Layoffs and Stock Prices
QLate last month, a video game company announced that it would lay off about 5% of its staff — some 670 people. I would have expected the stock to plunge on that news, but it didn’t move all that much. Why? — S.R., Tucson, Arizona A Layoffs are definitely bad news for employees, but they’re not necessarily bad for companies (though this stock has shed some value since you wrote).
Some layoffs occur when a company is in deep, intractable trouble, but others happen when a company reorganizes, aiming to cut costs and be more effective with fewer employees. Trimming fat can be helpful, but cut too much, and you might be cutting bone.
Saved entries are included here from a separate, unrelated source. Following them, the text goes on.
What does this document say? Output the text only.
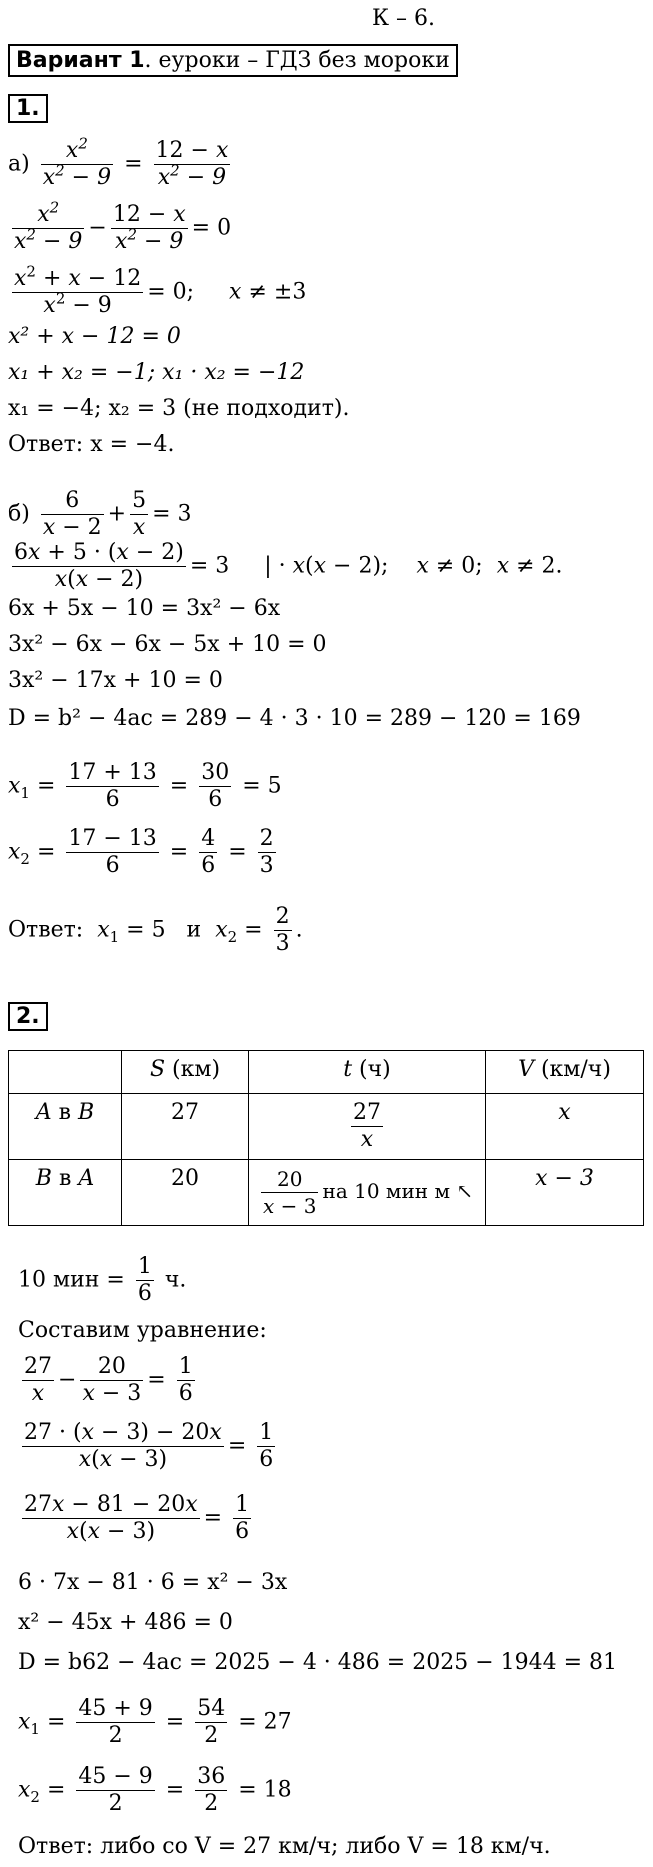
К – 6.
Вариант 1. еуроки – ГДЗ без мороки
1.
$а) \frac{x^2}{x^2 - 9} = \frac{12 - x}{x^2 - 9}$
$\frac{x^2}{x^2 - 9} - \frac{12 - x}{x^2 - 9} = 0$
$\frac{x^2 + x - 12}{x^2 - 9} = 0$;     x ≠ ±3
x² + x − 12 = 0
x₁ + x₂ = −1; x₁ · x₂ = −12
x₁ = −4; x₂ = 3 (не подходит).
Ответ: x = −4.
$б) \frac{6}{x - 2} + \frac{5}{x} = 3$
$\frac{6x + 5 \cdot (x - 2)}{x(x - 2)} = 3$     | · x(x − 2);    x ≠ 0;  x ≠ 2.
6x + 5x − 10 = 3x² − 6x
3x² − 6x − 6x − 5x + 10 = 0
3x² − 17x + 10 = 0
D = b² − 4ac = 289 − 4 · 3 · 10 = 289 − 120 = 169
$x_1 = \frac{17 + 13}{6} = \frac{30}{6} = 5$
$x_2 = \frac{17 - 13}{6} = \frac{4}{6} = \frac{2}{3}$
Ответ:  $x_1 = 5$   и  $x_2 = \frac{2}{3}$ .
2.
	S (км)	t (ч)	V (км/ч)
A в B	27	$\frac{27}{x}$	x
B в A	20	$\frac{20}{x - 3}$ на 10 мин м ↖	x − 3
10 мин = $\frac{1}{6} ч$.
Составим уравнение:
$\frac{27}{x} - \frac{20}{x - 3} = \frac{1}{6}$
$\frac{27 \cdot (x - 3) - 20x}{x(x - 3)} = \frac{1}{6}$
$\frac{27x - 81 - 20x}{x(x - 3)} = \frac{1}{6}$
6 · 7x − 81 · 6 = x² − 3x
x² − 45x + 486 = 0
D = b62 − 4ac = 2025 − 4 · 486 = 2025 − 1944 = 81
$x_1 = \frac{45 + 9}{2} = \frac{54}{2} = 27$
$x_2 = \frac{45 - 9}{2} = \frac{36}{2} = 18$
Ответ: либо со V = 27 км/ч; либо V = 18 км/ч.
In general, the stock market’s reaction will depend on what investors think. If they believe the move will greatly help the company, they may bid up the shares. If they see the layoffs as a bad sign, many might sell their shares.
Q
I’m a new investor, and I want to start buying stocks. How should I invest so that my money is safe and grows? — F.T., New Canaan, Connecticut
A
Take some time to learn more about stock investing before jumping in, so that you enter the market with reasonable expectations. For starters, there will always be some risk with stocks. You can reduce it by diversifying, though. The simplest approach is just to keep adding money to one or more low-fee broad-market index funds, such as one that tracks the S&P 500, over a long period.
Understand, too, that the stock market will undergo mild or severe downturns every few years — but it has always recovered and gone on to new highs. You can learn a lot at Fool.com.